£22.99 – 1xLP, Limited Edition, Indies Exclusive, Yellow Vinyl with Sticker (plus DL Code)
£22.99 – 1xLP, Limited Edition, Standard Edition Vinyl with Sticker (plus DL Code)
The Specials who enjoyed a triumphant 2019 with the release of the critically acclaimed “Encore”, their first-ever number 1 album, coming 40 years after they exploded onto the music scene and launched the 2 Tone movement, make a very timely return with the release of their brand new album “Protest Songs – 1924 -2012”. The album features twelve singular takes on specially chosen protest songs across an almost 100-year span and shows The Specials still care, are still protesting and are still pissed off!
What makes a protest song? The Specials should know. The first time around,
back when the 70s were lurching into the 80s, they sang of racism, war, unemployment and the rough edges of urban life, and never in the same
way twice. As the multiracial flagship of the 2 Tone movement, they made
a political statement every time they stepped on stage. June 2021 saw the 40th anniversary of their last and greatest protest song, Ghost Town, a record that will retain its eerie power as long as there are concrete jungles, empty dancehalls and desperate spasms of violence.

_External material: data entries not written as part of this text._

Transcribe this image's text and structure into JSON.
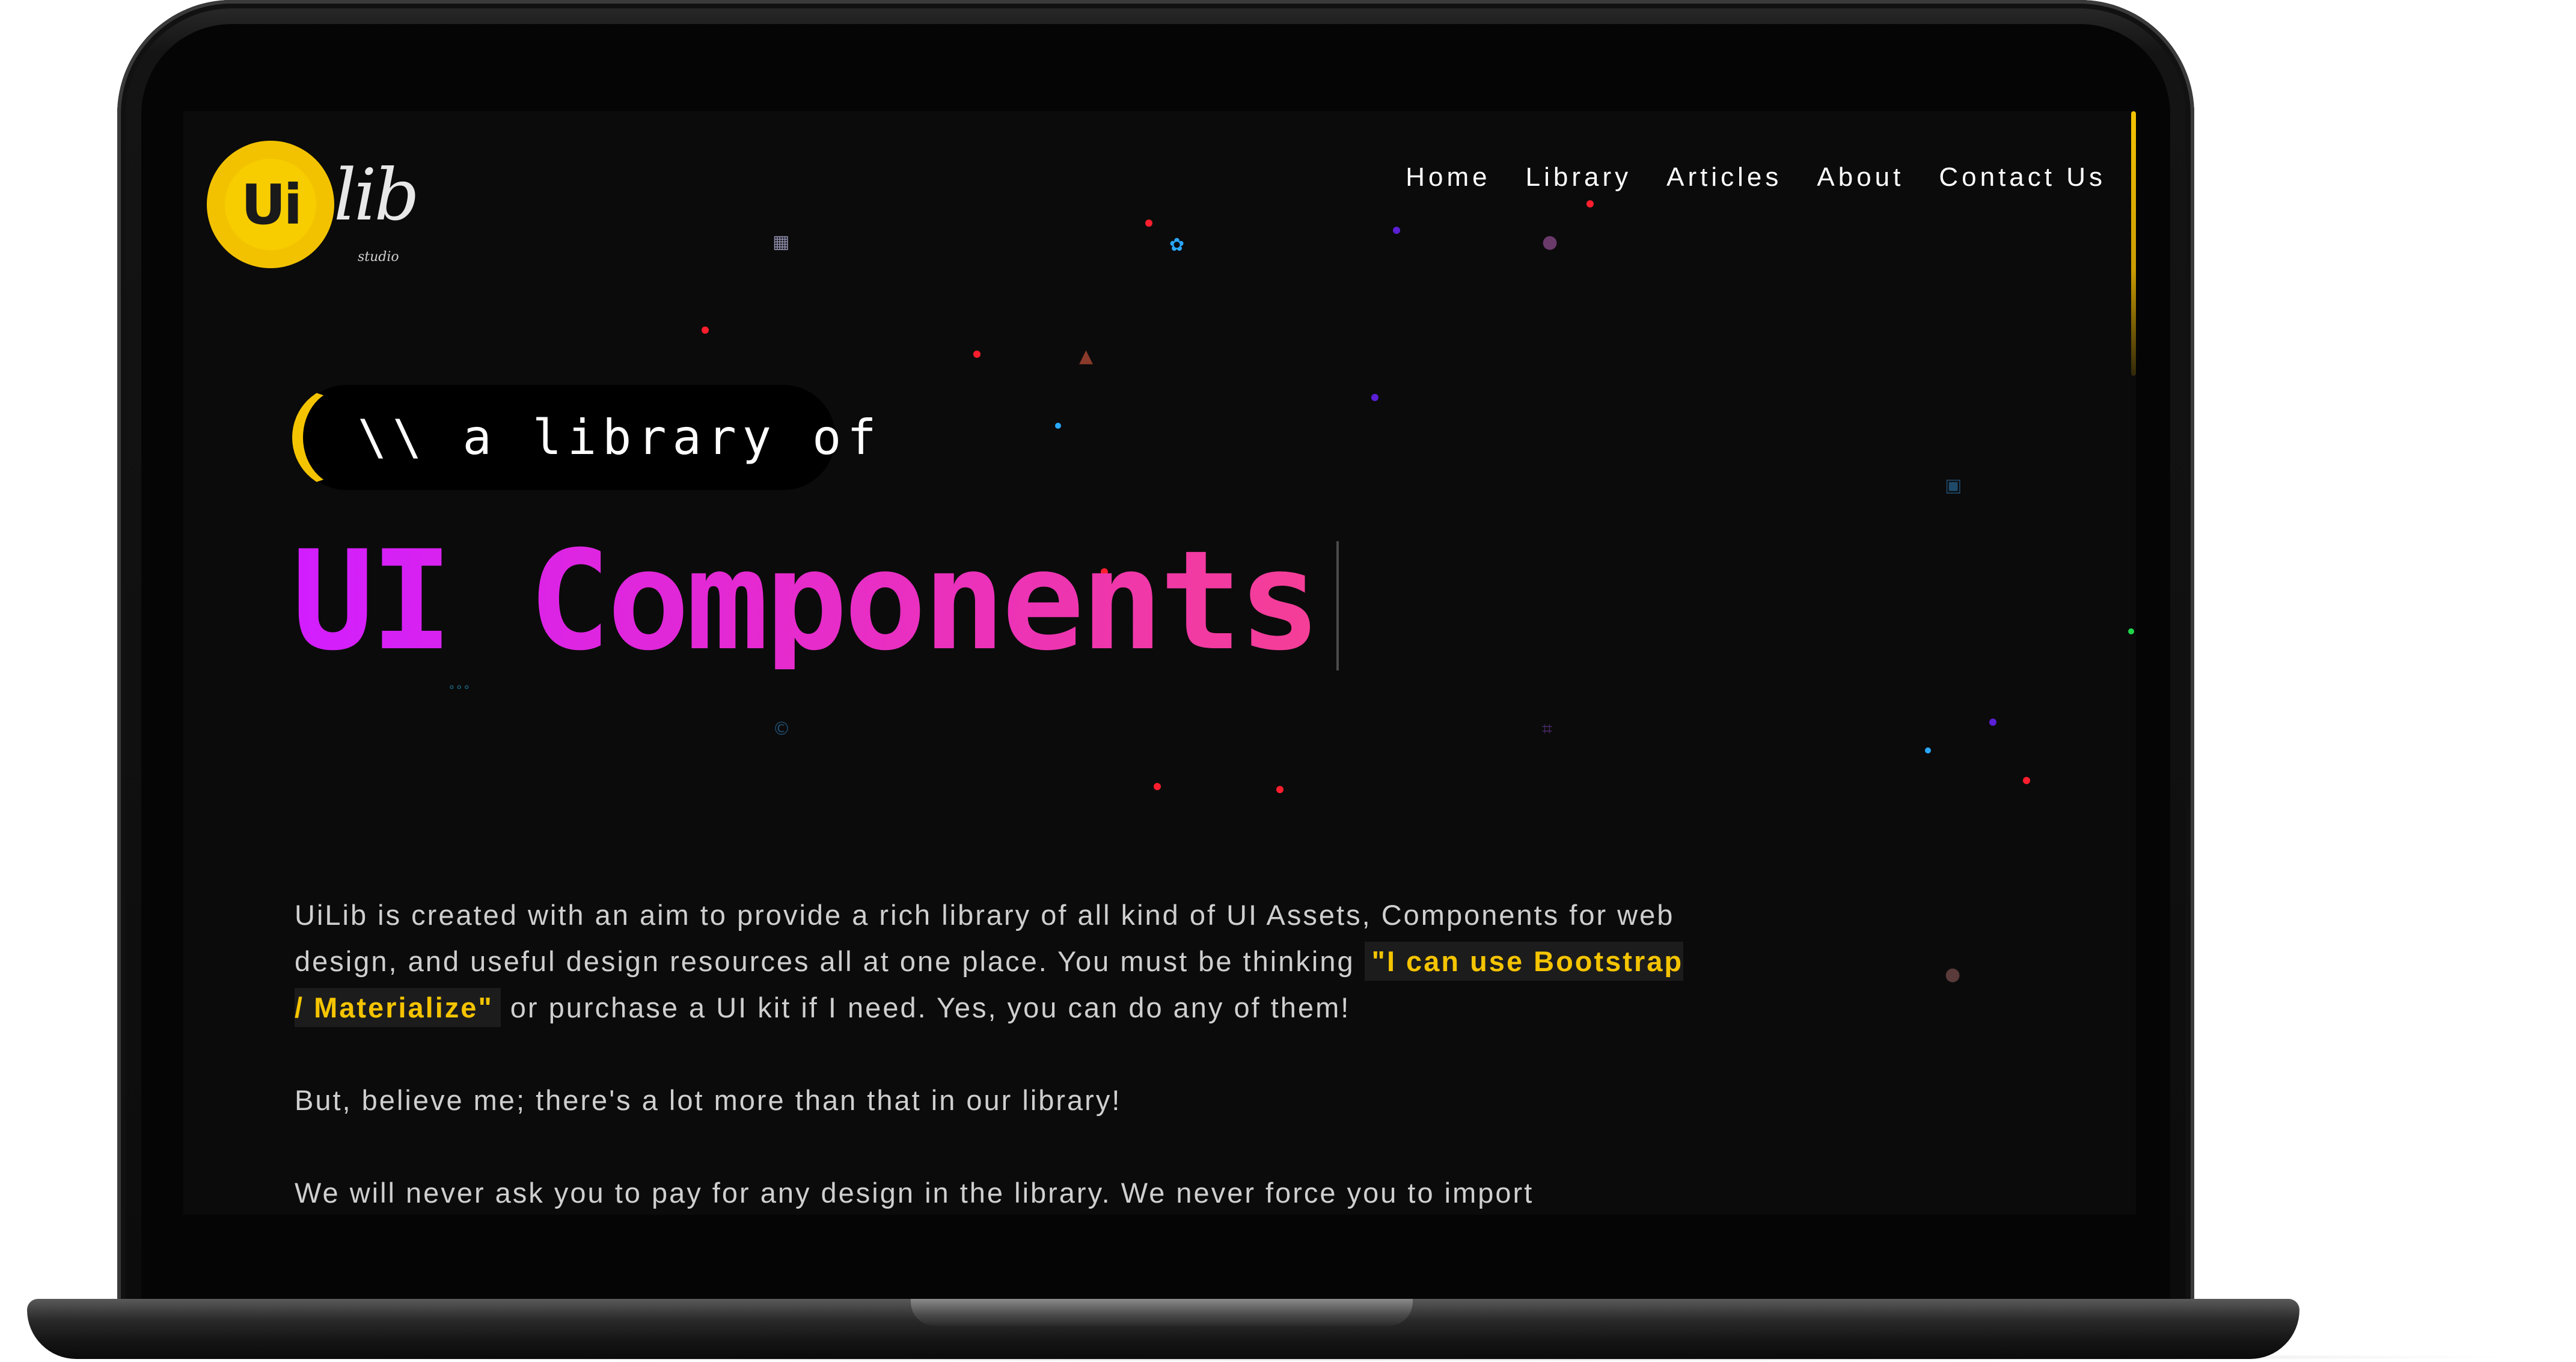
{
  "logo": {
    "badge_text": "Ui",
    "script_text": "lib",
    "sub_text": "studio"
  },
  "nav": {
    "items": [
      {
        "label": "Home"
      },
      {
        "label": "Library"
      },
      {
        "label": "Articles"
      },
      {
        "label": "About"
      },
      {
        "label": "Contact Us"
      }
    ]
  },
  "hero": {
    "tagline": "\\\\ a library of",
    "title": "UI Components"
  },
  "intro": {
    "p1_before": "UiLib is created with an aim to provide a rich library of all kind of UI Assets, Components for web design, and useful design resources all at one place. You must be thinking ",
    "p1_highlight": "\"I can use Bootstrap / Materialize\"",
    "p1_after": " or purchase a UI kit if I need. Yes, you can do any of them!",
    "p2": "But, believe me; there's a lot more than that in our library!",
    "p3": "We will never ask you to pay for any design in the library. We never force you to import"
  },
  "colors": {
    "accent_yellow": "#f5c400",
    "title_gradient_start": "#d21eff",
    "title_gradient_end": "#f53e96",
    "background": "#0b0b0b"
  }
}
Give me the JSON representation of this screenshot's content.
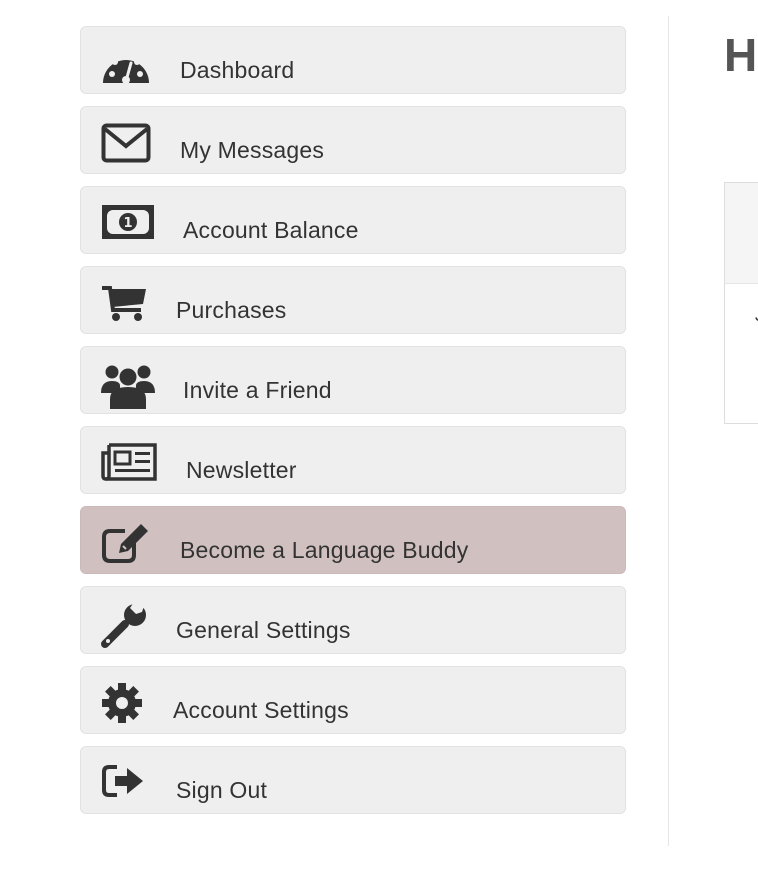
{
  "menu": {
    "items": [
      {
        "label": "Dashboard",
        "icon": "dashboard-icon"
      },
      {
        "label": "My Messages",
        "icon": "envelope-icon"
      },
      {
        "label": "Account Balance",
        "icon": "money-icon"
      },
      {
        "label": "Purchases",
        "icon": "cart-icon"
      },
      {
        "label": "Invite a Friend",
        "icon": "users-icon"
      },
      {
        "label": "Newsletter",
        "icon": "newspaper-icon"
      },
      {
        "label": "Become a Language Buddy",
        "icon": "edit-icon",
        "active": true
      },
      {
        "label": "General Settings",
        "icon": "wrench-icon"
      },
      {
        "label": "Account Settings",
        "icon": "gear-icon"
      },
      {
        "label": "Sign Out",
        "icon": "sign-out-icon"
      }
    ],
    "active_color": "#d0c1c0",
    "item_color": "#efefef"
  },
  "main": {
    "heading": "H",
    "panel_text": "J"
  }
}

It’s fitting, then, that in 2021 the Specials are releasing Protest Songs 1924-2012, an unpredictable collection of unique takes which celebrates the long history and endless versatility of the form, from folk to post-punk, from righteous uplift to biting satire, and from Kingston to Alabama. It’s a potent reminder that there are no fixed rules to templates for a protest song. All that’s required is the combination of something that needs to be said with music that needs to be heard. “People have been using music as a vehicle for protest since time immemorial,” says bass player Horace Panter. “Injustice is timeless.”